Lugano will sich zum europäischen Wirtschaftsstandort der Zukunft entwickeln und setzt dafür auf die Blockchain-Technologie. Die grösste Tessiner Stadt hat dazu einen Kooperations-Vertrag mit dem Techunternehmen Tether geschlossen, wie einer Mitteilung zu entnehmen ist. Mit der Krypto-Firma aus Hongkong will Lugano nun zum Blockchain-Zentrum werden.
Die Pläne der Partner sind weitreichend: Die rund 65'000 Bürgerinnen und Bürger der Stadt sollen nicht nur ihre Steuern, sondern auch Waren und Dienstleistungen in Kryptowährungen bezahlen können. Dafür sollen Bitcoin, Tether und ausgewählte Stablecoins, die auf Schweizer Franken basieren, akzeptiert werden, heisst es in der Mitteilung weiter. Die Stadt will eine vollständige Zahlungswirtschaft auf Kryptobasis einführen, dazu wollen die Verwaltung und Tether lokalen Firmen helfen, ihre Zahlungsdienste zu erweitern.

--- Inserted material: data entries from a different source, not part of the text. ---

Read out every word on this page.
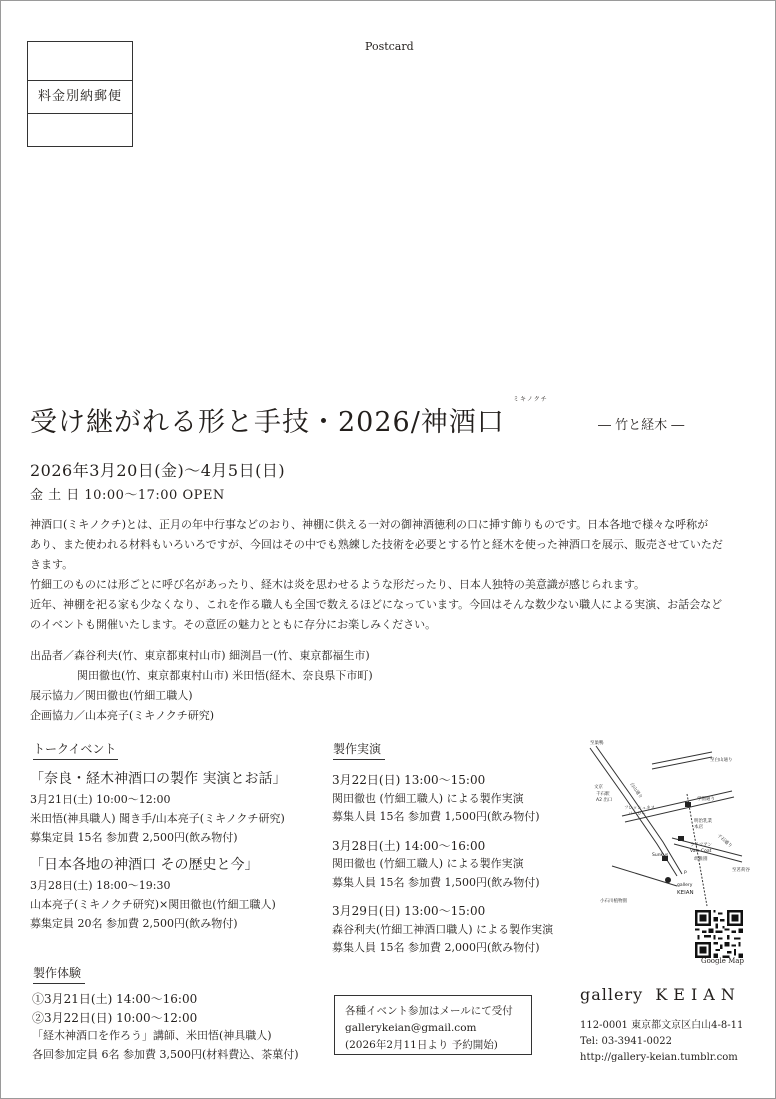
料金別納郵便
Postcard
受け継がれる形と手技・2026/神酒口
ミキノクチ
― 竹と経木 ―
2026年3月20日(金)～4月5日(日)
金 土 日 10:00～17:00 OPEN

神酒口(ミキノクチ)とは、正月の年中行事などのおり、神棚に供える一対の御神酒徳利の口に挿す飾りものです。日本各地で様々な呼称が

あり、また使われる材料もいろいろですが、今回はその中でも熟練した技術を必要とする竹と経木を使った神酒口を展示、販売させていただ

きます。

竹細工のものには形ごとに呼び名があったり、経木は炎を思わせるような形だったり、日本人独特の美意識が感じられます。

近年、神棚を祀る家も少なくなり、これを作る職人も全国で数えるほどになっています。今回はそんな数少ない職人による実演、お話会など

のイベントも開催いたします。その意匠の魅力とともに存分にお楽しみください。

出品者／森谷利夫(竹、東京都東村山市) 細渕昌一(竹、東京都福生市)
関田徹也(竹、東京都東村山市) 米田悟(経木、奈良県下市町)
展示協力／関田徹也(竹細工職人)
企画協力／山本亮子(ミキノクチ研究)
トークイベント
「奈良・経木神酒口の製作 実演とお話」
3月21日(土) 10:00～12:00
米田悟(神具職人) 聞き手/山本亮子(ミキノクチ研究)
募集定員 15名 参加費 2,500円(飲み物付)
「日本各地の神酒口 その歴史と今」
3月28日(土) 18:00～19:30
山本亮子(ミキノクチ研究)×関田徹也(竹細工職人)
募集定員 20名 参加費 2,500円(飲み物付)
製作実演
3月22日(日) 13:00～15:00
関田徹也 (竹細工職人) による製作実演
募集人員 15名 参加費 1,500円(飲み物付)
3月28日(土) 14:00～16:00
関田徹也 (竹細工職人) による製作実演
募集人員 15名 参加費 1,500円(飲み物付)
3月29日(日) 13:00～15:00
森谷利夫(竹細工神酒口職人) による製作実演
募集人員 15名 参加費 2,000円(飲み物付)
製作体験
①3月21日(土) 14:00～16:00
②3月22日(日) 10:00～12:00
「経木神酒口を作ろう」講師、米田悟(神具職人)
各回参加定員 6名 参加費 3,500円(材料費込、茶菓付)
各種イベント参加はメールにて受付
gallerykeian@gmail.com
(2026年2月11日より 予約開始)
gallery KEIAN
112-0001 東京都文京区白山4-8-11
Tel: 03-3941-0022
http://gallery-keian.tumblr.com
至巣鴨
白山通り
至白山通り
文京
千石駅
A2 出口	学園通り
フレッシュネス
バーガー
明治乳業
本店
ライフアン
Vale Coat
Sunkus
幼稚園
P
gallery
KEIAN
小石川植物園
至茗荷谷
千石通り
Google Map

Tether betreibt die grösste Plattform für einen Stablecoin, eine Kryptowährung, die zu einem festen Kurs an den US-Dollar gebunden ist und so Schwankungen zu verhindern verspricht. Die starke Volatilität ist bei Kryptowährungen ansonsten ein grosses Problem, das ihren Einsatz als gängiges Zahlungsmittel unterminiert.
Die Firma aus Hong Kong ist aber umstritten:
Kritiker monieren, dass die Struktur von Tether intransparent sei und der Coin, der ebenfalls den Namen Tether trägt, nicht vollständig durch US-Dollar gedeckt werde. Im Frühling 2019 nahm zudem die
New Yorker Generalstaatsanwaltschaft Ermittlungen auf, weil Tether den Verlust von Geldern im Wert von 850 Millionen Dollar verschleiert haben soll.
Der Nabel der Blockchain-Welt
Mit diesem neuen Partner will Lugano nun zum "Mittelpunkt für die Einführung von Blockchain in Europa zu werden", wie man vollmundig mitteilt. Zu den Plänen gehören Initiativen wie ein Startup-Zentrum, ein Millionen-schwerer Förder-Fonds sowie die fokussierte Zusammenarbeit mit lokalen Unis und Forschungseinrichtungen. In Lugano sind unter anderem das Dalle Molle Institute for Artificial Intelligence (IDSIA) und das Swiss National Supercomputing Center (CSCS) beheimatet.
Eine sehr originelle Argumentation legt Lugano in Sachen Ökologie an den Tag: Der Bitcoin, aufgrund des ressourcenintensiven Konsensverfahrens schlicht eine Umweltkatastrophe, soll als "starker Beschleuniger für die Entwicklung erneuerbarer Energien fungieren", wird mitgeteilt. Diese Funktion soll er erfüllen, weil man natürliche Ressourcen und umweltfreundliche Alternativen ins Zentrum der Überlegungen für das Mining stelle.
Insgesamt stellt sich Lugano als direkte Rivalin von Zug auf, das mit seinem Crypto Valley bislang die
Hauptstadt der Blockchain-Schweiz sein wollte. Dort arbeitet man seit Jahren am Ruf als Crypto-Mekka und führte auch
verschiedene grosse Konferenzen durch. Im Oktober 2022 soll nun in Lugano das "Bitcoin World Forum" mit "führenden Vordenkern und Gestaltern" der Blockchain-Welt stattfinden, wie die Tessiner schreiben.
Auch Lugano beschäftigt sich schon länger mit Blockchain: Bürgermeister Michele Foletti erklärt in der Mitteilung: "In den letzten Jahren haben wir bereits Blockchain-basierte Lösungen implementiert, darunter die MyLugano-App und Zahlungs-Token für LVGA-Points, den digitalen Lugano-Franken und die 3Achain-Blockchain-Infrastruktur. Wir glauben fest an diese Technologie, an das Potenzial zur Skalierung".
Laut Website "My Lugano" handelt es sich bei der App und den LGVA-Punkten, primär um ein Loyalitäts- und Bonusprogramm fürs Shopping und das Buchen von Events in der Stadt. Die 3AChain wird von grossen Firmen wie Swisscom, Mobiliar und Tessiner Kantonalbank betrieben. Es handelt sich um ein System mit privilegierten Partnern, die das Konsensverfahren mit dem Proof-of-Authority-Mechanismus abwickeln.